Now here's the thing: MKULTRA and its tributaries may or may not have been canceled in the 1970s in America but apparently our cousins across the pond kept right on truckin'. 

There's also this:
Scots orphans used in ‘military experiments’ 
HOLYROOD’S child abuse inquiry will hear claims that British military scientists conducted drug tests on orphans in Scottish mental hospitals. 
The allegations centre on at least four institutions where thousands of children are said to have been experimented upon in conditions described as “like something out of Auschwitz”.
It is alleged that Porton Down, the top secret military facility in Wiltshire, was involved in trialling drugs for use in the Cold War on youngsters who were regarded as “feeble-minded.”  
One survivor told this newspaper he has obtained written and video evidence that he will pass to the public inquiry into historical abuse of children in care when it begins next year. 
The man, now in his 50s, has been advised by lawyers to conceal his identity for his own safety until his full submission can be lodged at the inquiry announced by Scottish Education Secretary Angela Constance. 
However, he was willing to divulge some of his intended testimony about the treatment he and others suffered. 
He said: “Six and seven year olds were tied to racks and given electric shocks.
The witness believes there may have been as many as 3,500 children who were involved in the Porton Down testing programme over the years. 
"The drug programme ran from 1948 to 1982. They were exposed to nerve agents, such as sarin gas, and hallucinogens, such as LSD."
So why haven't we heard more about this?
"I know that the legal people involved do have the relevant files, although the files do have a tendency to disappear. 
"One of the problems we want the inquiry to consider is the destruction of records.” 
For example, many medical files from Lennox Castle Hospital in Lennoxtown, Stirlingshire, where some of the experiments are said to have taken place, were destroyed in a fire.

Oh.

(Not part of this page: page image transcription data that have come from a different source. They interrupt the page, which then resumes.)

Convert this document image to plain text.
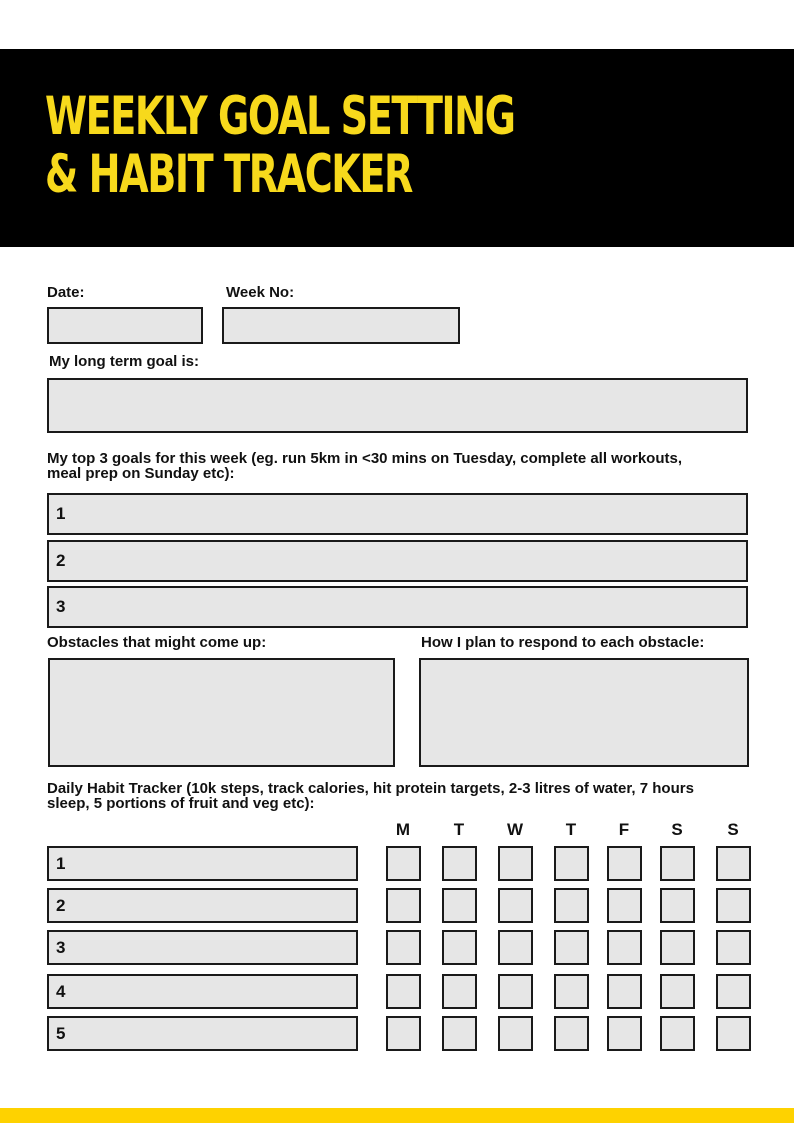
WEEKLY GOAL SETTING
& HABIT TRACKER
Date:	Week No:
My long term goal is:
My top 3 goals for this week (eg. run 5km in <30 mins on Tuesday, complete all workouts,
meal prep on Sunday etc):
1
2
3
Obstacles that might come up:	How I plan to respond to each obstacle:
Daily Habit Tracker (10k steps, track calories, hit protein targets, 2-3 litres of water, 7 hours
sleep, 5 portions of fruit and veg etc):
M	T	W	T	F	S	S
1
2
3
4
5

That's why.




Note: This is the exact same process we saw with The Dark Knight, which was a conceptual descendant of the music of Killing Joke, the band of high-initiate occultists who probably had a major influence on Alan Moore's evolution as a magician. 

This ultimately gave us the Batman: The Killing Joke graphic novel, which in turn played a major role in Heath Ledger's conception of the Joker character in that blockbuster. This is how popular culture usually works- things slowly bubble up from the underground and eventually go mainstream.